Amid freed Nigeria schoolboys’ joyful reunions, fear lingers

A mother is reunited with her freed schoolboy son who was among the kidnapped students in Katsina, Nigeria Friday, Dec. 18, 2020. More than 300 schoolboys kidnapped last week in an attack on their school in northwest Nigeria have arrived in the capital of Katsina state to celebrate their release. The boys were abducted one week ago from the all-boys Government Science Secondary School in Kankara in Katsina state village. (AP Photo/Sunday Alamba)

KANKARA, Nigeria (AP) — Nigeria’s freed schoolboys have reunited with their joyful parents after being held captive for nearly a week by gunmen allied with jihadist rebels in the country’s northwest.

Relieved parents hugged their sons tightly on Saturday in Kankara, where more than 340 boys were abducted from the Government Science Secondary School on the night of Dec. 11. Other families met their sons in Ketare, about 25 kilometers (15 miles) away. More boys went to their homes further away in Katsina state.

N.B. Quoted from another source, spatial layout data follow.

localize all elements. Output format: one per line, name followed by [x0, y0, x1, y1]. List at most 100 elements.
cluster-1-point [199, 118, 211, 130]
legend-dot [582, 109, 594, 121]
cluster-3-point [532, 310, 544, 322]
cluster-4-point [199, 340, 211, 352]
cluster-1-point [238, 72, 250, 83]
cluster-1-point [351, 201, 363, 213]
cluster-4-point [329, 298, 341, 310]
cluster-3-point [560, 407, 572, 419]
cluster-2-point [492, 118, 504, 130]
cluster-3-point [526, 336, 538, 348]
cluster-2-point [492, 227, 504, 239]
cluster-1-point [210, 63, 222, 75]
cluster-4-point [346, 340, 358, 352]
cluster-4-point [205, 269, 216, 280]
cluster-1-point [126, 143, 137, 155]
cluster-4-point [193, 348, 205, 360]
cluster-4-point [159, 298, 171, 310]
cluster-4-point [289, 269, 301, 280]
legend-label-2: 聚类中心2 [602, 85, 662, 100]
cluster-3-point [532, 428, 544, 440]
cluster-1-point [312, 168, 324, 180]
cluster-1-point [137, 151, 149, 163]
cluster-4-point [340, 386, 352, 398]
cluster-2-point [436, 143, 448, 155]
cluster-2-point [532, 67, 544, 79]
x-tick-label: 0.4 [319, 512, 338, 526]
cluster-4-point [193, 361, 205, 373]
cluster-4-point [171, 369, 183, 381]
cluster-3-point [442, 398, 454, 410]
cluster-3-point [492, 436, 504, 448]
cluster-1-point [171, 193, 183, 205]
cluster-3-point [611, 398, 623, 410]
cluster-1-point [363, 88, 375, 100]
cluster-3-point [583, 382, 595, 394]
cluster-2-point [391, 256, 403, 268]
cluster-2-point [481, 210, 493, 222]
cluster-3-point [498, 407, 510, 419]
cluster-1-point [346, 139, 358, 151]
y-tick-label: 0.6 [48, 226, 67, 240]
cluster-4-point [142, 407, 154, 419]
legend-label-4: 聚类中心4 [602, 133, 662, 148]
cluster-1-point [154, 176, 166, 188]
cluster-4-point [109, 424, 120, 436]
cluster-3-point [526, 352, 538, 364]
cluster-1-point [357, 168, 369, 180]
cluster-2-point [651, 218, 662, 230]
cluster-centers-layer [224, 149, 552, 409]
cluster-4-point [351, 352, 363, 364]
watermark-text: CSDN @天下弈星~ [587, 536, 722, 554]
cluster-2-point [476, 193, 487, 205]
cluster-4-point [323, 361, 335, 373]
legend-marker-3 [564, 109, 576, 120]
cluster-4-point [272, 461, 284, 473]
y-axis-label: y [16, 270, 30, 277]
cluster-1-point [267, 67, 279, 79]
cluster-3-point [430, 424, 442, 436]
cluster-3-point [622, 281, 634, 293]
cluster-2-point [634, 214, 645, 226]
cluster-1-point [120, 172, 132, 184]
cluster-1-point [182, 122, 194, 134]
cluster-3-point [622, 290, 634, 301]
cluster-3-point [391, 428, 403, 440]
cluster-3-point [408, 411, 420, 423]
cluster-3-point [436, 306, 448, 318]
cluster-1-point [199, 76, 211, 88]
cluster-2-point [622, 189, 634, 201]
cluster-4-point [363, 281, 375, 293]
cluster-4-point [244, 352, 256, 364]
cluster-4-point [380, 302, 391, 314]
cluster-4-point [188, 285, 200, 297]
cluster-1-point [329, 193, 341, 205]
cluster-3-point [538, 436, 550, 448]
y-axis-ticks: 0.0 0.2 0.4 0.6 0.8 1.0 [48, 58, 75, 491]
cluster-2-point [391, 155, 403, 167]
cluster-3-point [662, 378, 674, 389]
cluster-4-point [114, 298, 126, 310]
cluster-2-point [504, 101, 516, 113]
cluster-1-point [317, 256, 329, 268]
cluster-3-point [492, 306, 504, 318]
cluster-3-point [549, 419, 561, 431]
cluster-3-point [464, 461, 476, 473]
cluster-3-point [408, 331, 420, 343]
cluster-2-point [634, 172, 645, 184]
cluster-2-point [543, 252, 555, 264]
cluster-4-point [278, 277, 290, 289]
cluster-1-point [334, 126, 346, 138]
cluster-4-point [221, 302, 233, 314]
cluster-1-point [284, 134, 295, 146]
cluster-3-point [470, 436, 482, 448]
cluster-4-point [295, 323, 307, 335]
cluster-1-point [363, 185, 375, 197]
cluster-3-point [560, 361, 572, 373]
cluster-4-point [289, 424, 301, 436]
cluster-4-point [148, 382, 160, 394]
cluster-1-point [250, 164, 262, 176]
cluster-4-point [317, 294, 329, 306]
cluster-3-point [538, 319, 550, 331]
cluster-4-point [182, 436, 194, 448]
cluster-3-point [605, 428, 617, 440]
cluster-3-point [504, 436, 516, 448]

“When I heard our boys were freed, I was full with joy and happiness because I couldn’t sleep, I couldn’t eat,” Murjanatu Rabiu, a mother of one of the boys, said.

“We were crying, not knowing the condition that they were in,” she said. “When we saw them, we were so happy even though they came back with wounds … and very hungry.”

Amid the celebrations, however, many of the schoolboys expressed worry about returning to school, saying their captors threatened them with death if they went back to classes. Nigeria’s Boko Haram jihadist rebels claimed responsibility for the abductions, saying they attacked the school because they believe Western education is un-Islamic.

“Fear gripped me when they said if they ever see us in school again, that they will kill us,” said freed Kankara student, Usman Mohammad Rabiu. “I was seriously afraid.”

The 13-year-old boy told how the students were forced at gunpoint to trek several miles through the bush, without food or water. His feet had sores from the hike across the tough terrain. He said his feet were so painful that he couldn’t walk and he was helped by an older boy who carried him on his back. He said he does not want to go back to school.

“The reason why I’ll not go back to school is because I am thinking if I go back to school the bandits will kill me and then I’ll not see my parents again,” said Usman. “That’s the reason why I will not go back again.”

After being released by their captors, the schoolboys were bused to Katsina, the provincial capital, where they met with Nigerian President Muhammadu Buhari on Friday. The president appeared to minimize the traumatic abduction, telling the boys they should not be deterred in life by “this little difficulty.”

Another abduction of more than 80 students happened Saturday night in an area nearby, but the pupils were quickly rescued by security forces after a fierce gun battle, police announced Sunday.

Saturday night’s attempted kidnapping took place in Dandume, about 64 kilometers (40 miles) from Kankara, the town where the earlier kidnapping of schoolboys occurred.